A Torino il sindaco Lo Russo ha nominato un nuovo assessore alla sicurezza al posto di Gianna Pentenero candidata alla presidenza della Regione per il centrosinistra. Ha scelto un ufficiale dei carabinieri (Marco Porcedda) per sostituirla, e subito sono scoppiate le polemiche. È stato contestato il metodo adottato dal sindaco che ha legittimamente esercitato un potere che gli compete ma senza preoccuparsi di coinvolgere il Consiglio e si è bollata come eccessivamente “securitaria” la scelta di un militare di carriera, quasi si volessero imitare le forze di centrodestra tradizionalmente focalizzate sulla questione della sicurezza. Non ci pronunciamo sugli aspetti procedurali connessi a questa vicenda, ma vorremmo proporre alcune riflessioni proprio sul tema della sicurezza.
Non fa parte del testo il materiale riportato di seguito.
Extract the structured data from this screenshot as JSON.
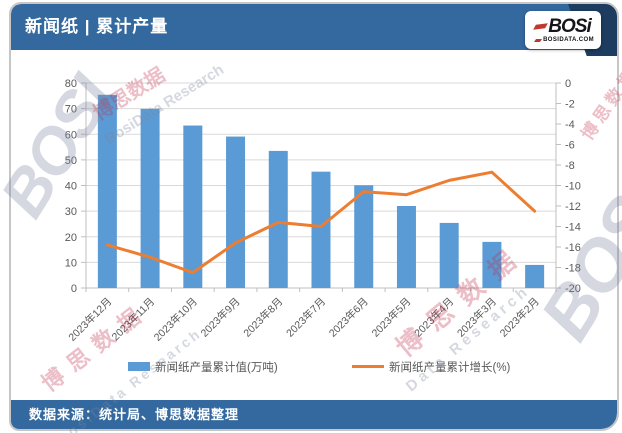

Il primo e fondamentale scopo dello Stato moderno è la tutela dei cittadini. Secondo Thomas Hobbes, il grande pensatore inglese autore del De Cive (1642) e del Leviathan (1651) gli uomini sono naturalmente immersi in una condizione – concepita in termini astratti e non storicotemporali – contrassegnata da una lotta perenne per la sopravvivenza: non vi è altra regola nello stato naturale (status naturae) se non quella di procurarsi di che vivere a scapito di tutti gli altri esseri umani; lo status naturae è segnato da un egualitarismo assoluto e tutti agiscono lecitamente in una dimensione di reciproca, perenne competizione. In questo bellum omnium contra omnia (guerra di tutti contro tutti) si può vincere o perdere, uccidere o essere uccisi. Questa condizione naturale condanna gli esseri umani a un’esistenza “misera”, nel segno della totale assenza di sicurezza.
Che fare dunque?
Gli uomini si radunano e si riuniscono in società (societas civilis) per individuare un insieme di regole che limitino il potere di ciascuno e riducano la precarietà dell’esistenza. Ma chi farà rispettare le regole? Occorre stipulare un patto con un soggetto cui conferire una quota del potere che nel precedente stato di anarchia era attribuito a ciascun individuo.
Un sovrano. Il quale avrà anche il potere di sanzionare il mancato rispetto delle regole che in tal modo assumeranno una caratura giuridica.
Queste sono le fondamenta dello stato moderno la cui finalità primaria è la sicurezza dei sudditi che in precedenza vivevano nella precarietà e nella libertà dello status naturae. Le dottrine politiche successive elaboreranno come sappiamo metodologie vieppiù raffinate per impostare il rapporto “contrattuale” fra sudditi (o cittadini) e sovrano. Il sovrano inadempiente può essere legittimamente deposto dai sudditi o deve periodicamente sottoporsi a una verifica per ricevere una riconferma o un ripudio (in altri termini attraverso le elezioni). Hobbes era un teorico, da bravo secentista, della monarchia assoluta e non riteneva possibile riesumare le pratiche democratiche della Roma repubblicana: ma affermò con forza, in questo risiede la sua attualità, la finalità principale dello Stato moderno, la sicurezza appunto di tutti i cittadini. Sull’argomento si sono scritte intere biblioteche e il professor Bobbio dal cielo mi perdonerà la pretesa di condensare in poche righe quattro secoli di pensiero politico.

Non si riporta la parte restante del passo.